In 2005, a large growth and acquisition process began in 2005 with the purchase of 4 terminals from ConAgra Foods and 4 adjoining crop input centres were purchased from United Agri Products in 2006.

In 2007, James Richardson International was involved in a bidding war with Saskatchewan Wheat Pool over the purchase of Agricore United in 2007. Although unsuccessful, through the deal Richardson acquired grain elevators in Manitoba, Saskatchewan, and Alberta, and was paid a $35 million termination fee from Agricore.

In a 2008, Rebranding, James Richardson International was rebranded as Richardson International and Pioneer Grain became Richardson Pioneer.

From 2010 to 2012, Richardson Pioneer continued to expand the Western Canadian footprint with the purchase of 5 crop input centres and 1 grain terminal in Alberta plus 3 crop input centres and 1 grain terminal in Saskatchewan. The Saskatchewan purchases were all part Northeast Terminals a local farmer owned facility.
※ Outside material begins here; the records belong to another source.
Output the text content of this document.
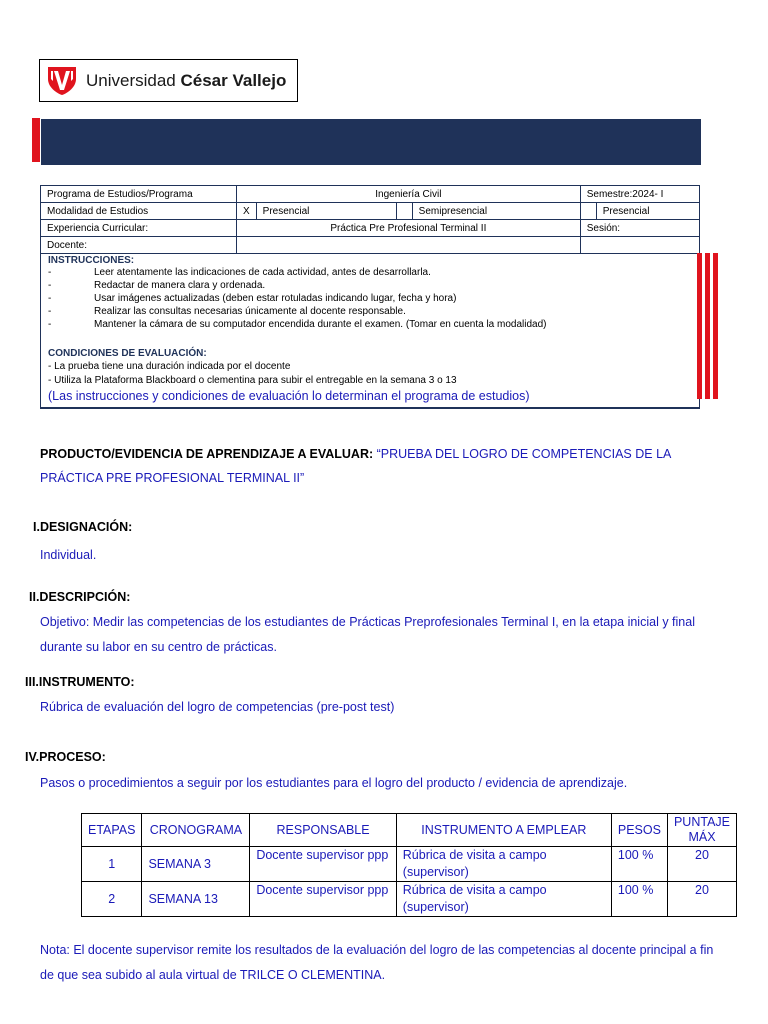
Universidad César Vallejo
Programa de Estudios/Programa	Ingeniería Civil				Semestre:2024- I	
Modalidad de Estudios	X	Presencial		Semipresencial		Presencial
Experiencia Curricular:	Práctica Pre Profesional Terminal II				Sesión:	
Docente:						
INSTRUCCIONES:
-	Leer atentamente las indicaciones de cada actividad, antes de desarrollarla.
-	Redactar de manera clara y ordenada.
-	Usar imágenes actualizadas (deben estar rotuladas indicando lugar, fecha y hora)
-	Realizar las consultas necesarias únicamente al docente responsable.
-	Mantener la cámara de su computador encendida durante el examen. (Tomar en cuenta la modalidad)
CONDICIONES DE EVALUACIÓN:
- La prueba tiene una duración indicada por el docente
- Utiliza la Plataforma Blackboard o clementina para subir el entregable en la semana 3 o 13
(Las instrucciones y condiciones de evaluación lo determinan el programa de estudios)
PRODUCTO/EVIDENCIA DE APRENDIZAJE A EVALUAR: “PRUEBA DEL LOGRO DE COMPETENCIAS DE LA PRÁCTICA PRE PROFESIONAL TERMINAL II”
I.DESIGNACIÓN:
Individual.
II.DESCRIPCIÓN:
Objetivo: Medir las competencias de los estudiantes de Prácticas Preprofesionales Terminal I, en la etapa inicial y final durante su labor en su centro de prácticas.
III.INSTRUMENTO:
Rúbrica de evaluación del logro de competencias (pre-post test)
IV.PROCESO:
Pasos o procedimientos a seguir por los estudiantes para el logro del producto / evidencia de aprendizaje.
ETAPAS	CRONOGRAMA	RESPONSABLE	INSTRUMENTO A EMPLEAR	PESOS	PUNTAJE MÁX
1	SEMANA 3	Docente supervisor ppp	Rúbrica de visita a campo (supervisor)	100 %	20
2	SEMANA 13	Docente supervisor ppp	Rúbrica de visita a campo (supervisor)	100 %	20
Nota: El docente supervisor remite los resultados de la evaluación del logro de las competencias al docente principal a fin de que sea subido al aula virtual de TRILCE O CLEMENTINA.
In March 2012, Richardson International along with Glencore and Agrium announced they were purchasing Viterra in a 3-way split of that company. Richardson would acquire 19 grain elevators, the oat and wheat milling business
in Canada and the US, a terminal in Thunder Bay and a share of Cascadia terminal in Vancouver. This deal closed May 1, 2013.

In 2013, Richardson Pioneer celebrated their 100th year with celebrations across Western Canada.

From 2013 to 2016, the company constructed new terminals were constructed in Estevan, Dauphin along with a large addition to the Vancouver export facility.

In 2017, the company acquired Crop First Agro in Grenfell, SK, as well as European Oat Millers in Bedford, England; becoming Richardson Milling UK. Richardson International's first mill outside of North America.

===Richardson Oilseeds and Richardson Milling===

In 1999, Canbra Foods in Lethbridge was acquired. Canola crushing as well as packaging oils and margarine happen here. The Canola Harvest brand is Richardson's retail brand of products.

In 2008, Canbra Foods was rebranded. The canola crushing operations became known as Richardson Oilseeds and the food manufacturing business became known as Richardson Nutrition.

Richardson Oilseeds opened a new canola crushing plant in Yorkton, Saskatchewan in July 2010. At the time of opening this plant was designed for 2,300 mt per day. In 2014, an expansion will be completed for 3,000 mt per day to be processed.

In 2011, Richardson Nutrition purchased Innovative Foods in Mississauga, Ont and Sussex, New Brunswick to further expand its canola oil packaged goods business. An $15 million expansion of the packaging plant in Lethbridge was started this same year.

On May 1, 2013, a new division was formed as part of the Viterra transaction — Richardson Milling.

In June 2015, Richardson purchased Golden Gate Margarine — a retail packaging business based on Oakville, Ontario adding to the Richardson Nutrition locations.